Caspian terns and double-crested cormorants are a growing threat to juvenile chinook and steelhead in the Columbia River estuary,consuming an estimated 24.6 million juvenile Chinook and steelhead that reached the estuary in 2010.
Caspian terns nest primarily on East Sand Island. Since 2009, the Corps has built four alternative nesting sites to help lure the birds out of the estuary. As a result, the Corps has been able to reduce the size of the nesting acreage on East Sand Island.

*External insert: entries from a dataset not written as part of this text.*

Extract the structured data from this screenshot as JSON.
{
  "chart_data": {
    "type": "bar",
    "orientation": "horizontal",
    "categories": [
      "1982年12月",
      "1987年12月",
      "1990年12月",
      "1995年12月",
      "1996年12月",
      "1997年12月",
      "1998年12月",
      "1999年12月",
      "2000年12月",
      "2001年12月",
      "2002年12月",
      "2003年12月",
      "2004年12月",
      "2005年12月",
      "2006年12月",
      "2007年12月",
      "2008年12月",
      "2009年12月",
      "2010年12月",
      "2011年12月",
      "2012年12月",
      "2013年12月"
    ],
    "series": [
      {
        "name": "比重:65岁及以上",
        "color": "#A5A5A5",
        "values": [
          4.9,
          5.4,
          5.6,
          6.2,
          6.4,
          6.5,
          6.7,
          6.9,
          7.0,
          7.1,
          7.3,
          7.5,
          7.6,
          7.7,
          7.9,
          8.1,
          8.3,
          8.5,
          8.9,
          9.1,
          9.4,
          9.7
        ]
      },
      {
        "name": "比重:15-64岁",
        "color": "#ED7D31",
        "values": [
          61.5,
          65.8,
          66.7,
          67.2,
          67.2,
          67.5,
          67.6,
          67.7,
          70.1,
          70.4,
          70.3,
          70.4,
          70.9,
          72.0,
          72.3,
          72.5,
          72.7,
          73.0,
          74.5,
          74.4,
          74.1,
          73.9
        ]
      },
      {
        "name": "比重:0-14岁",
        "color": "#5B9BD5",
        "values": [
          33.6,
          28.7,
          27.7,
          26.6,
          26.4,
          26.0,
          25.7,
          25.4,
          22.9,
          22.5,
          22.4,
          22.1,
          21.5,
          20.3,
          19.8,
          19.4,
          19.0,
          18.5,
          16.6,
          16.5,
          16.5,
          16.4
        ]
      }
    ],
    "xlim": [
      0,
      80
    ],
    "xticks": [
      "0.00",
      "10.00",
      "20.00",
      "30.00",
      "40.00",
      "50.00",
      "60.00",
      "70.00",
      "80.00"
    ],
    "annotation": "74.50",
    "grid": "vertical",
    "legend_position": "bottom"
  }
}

Cormorants are a more recent threat. In 1989, the cormorant nesting population on East Sand Island totaled only about 100 pairs. By 2010, there were 13,596 breeding pairs on the Island – the largest double-crested cormorant colony in western North America.

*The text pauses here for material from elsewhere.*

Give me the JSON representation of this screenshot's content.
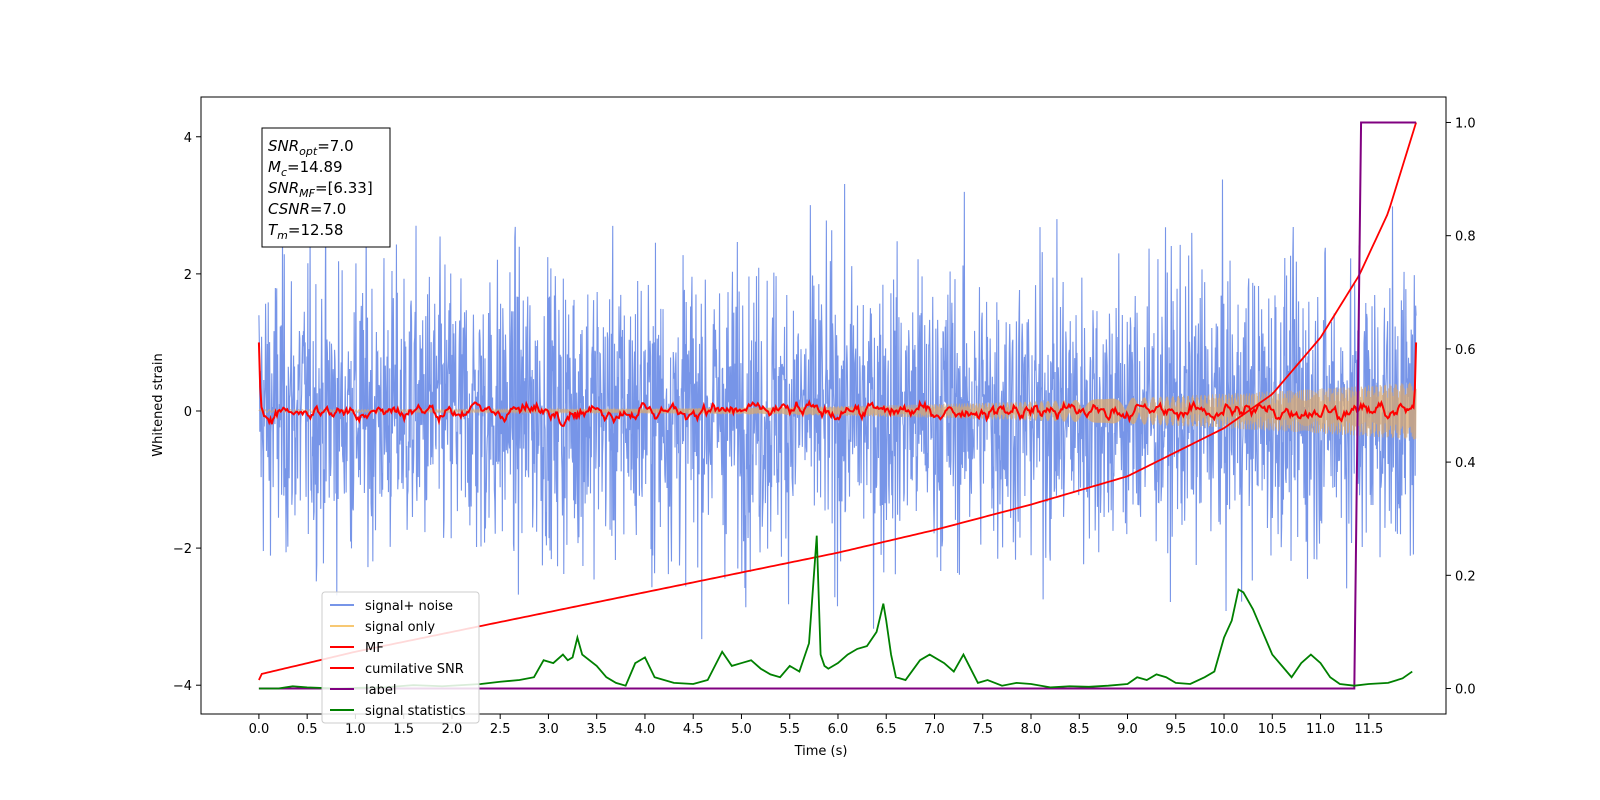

Caspian terns and double-crested cormorants also nest on islands in the mid-Columbia River, where they also prey on juvenile salmon and steelhead. Find out more here. Key nesting sites in the mid-Columbia are Crescent Island in the McNary Pool, Goose Island in Potholes Reservoir and Foundation Island at the north end of Potholes Reservoir. (See map.)

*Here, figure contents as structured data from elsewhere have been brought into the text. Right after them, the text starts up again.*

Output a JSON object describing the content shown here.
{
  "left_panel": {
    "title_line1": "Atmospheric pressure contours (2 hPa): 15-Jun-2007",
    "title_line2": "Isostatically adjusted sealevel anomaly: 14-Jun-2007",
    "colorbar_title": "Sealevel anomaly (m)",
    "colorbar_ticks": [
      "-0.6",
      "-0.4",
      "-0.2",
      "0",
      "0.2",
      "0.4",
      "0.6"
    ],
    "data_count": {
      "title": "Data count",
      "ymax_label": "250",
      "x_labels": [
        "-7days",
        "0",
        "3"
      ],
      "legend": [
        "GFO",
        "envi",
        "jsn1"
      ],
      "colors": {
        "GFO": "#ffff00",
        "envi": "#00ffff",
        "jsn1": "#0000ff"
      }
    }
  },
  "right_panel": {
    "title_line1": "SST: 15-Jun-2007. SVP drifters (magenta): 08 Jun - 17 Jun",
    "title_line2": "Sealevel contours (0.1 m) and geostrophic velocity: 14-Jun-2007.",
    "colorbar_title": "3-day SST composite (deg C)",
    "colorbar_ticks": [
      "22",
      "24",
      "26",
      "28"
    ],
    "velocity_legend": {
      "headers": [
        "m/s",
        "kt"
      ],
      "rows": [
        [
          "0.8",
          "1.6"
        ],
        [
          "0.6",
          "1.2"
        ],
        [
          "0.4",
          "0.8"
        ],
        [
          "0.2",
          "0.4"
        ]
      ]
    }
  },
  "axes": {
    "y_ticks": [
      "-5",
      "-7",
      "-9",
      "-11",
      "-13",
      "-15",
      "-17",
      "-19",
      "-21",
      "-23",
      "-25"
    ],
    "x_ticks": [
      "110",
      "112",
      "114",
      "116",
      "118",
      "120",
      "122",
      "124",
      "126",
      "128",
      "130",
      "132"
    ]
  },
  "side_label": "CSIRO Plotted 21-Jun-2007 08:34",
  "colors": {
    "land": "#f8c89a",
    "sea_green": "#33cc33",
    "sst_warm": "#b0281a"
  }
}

Avian predation wires installed at dams are an effective deterrent to gulls and other birds that hunt near the tailraces of dams to prey on the juveniles as they pass. Wires installed at John Day Dam in 2010 reduced gull predation by an estimated 76 percent.

Cormorants, shown here at a bollard near Astoria, Oregon, prey on juvenile salmon in the Columbia River estuary.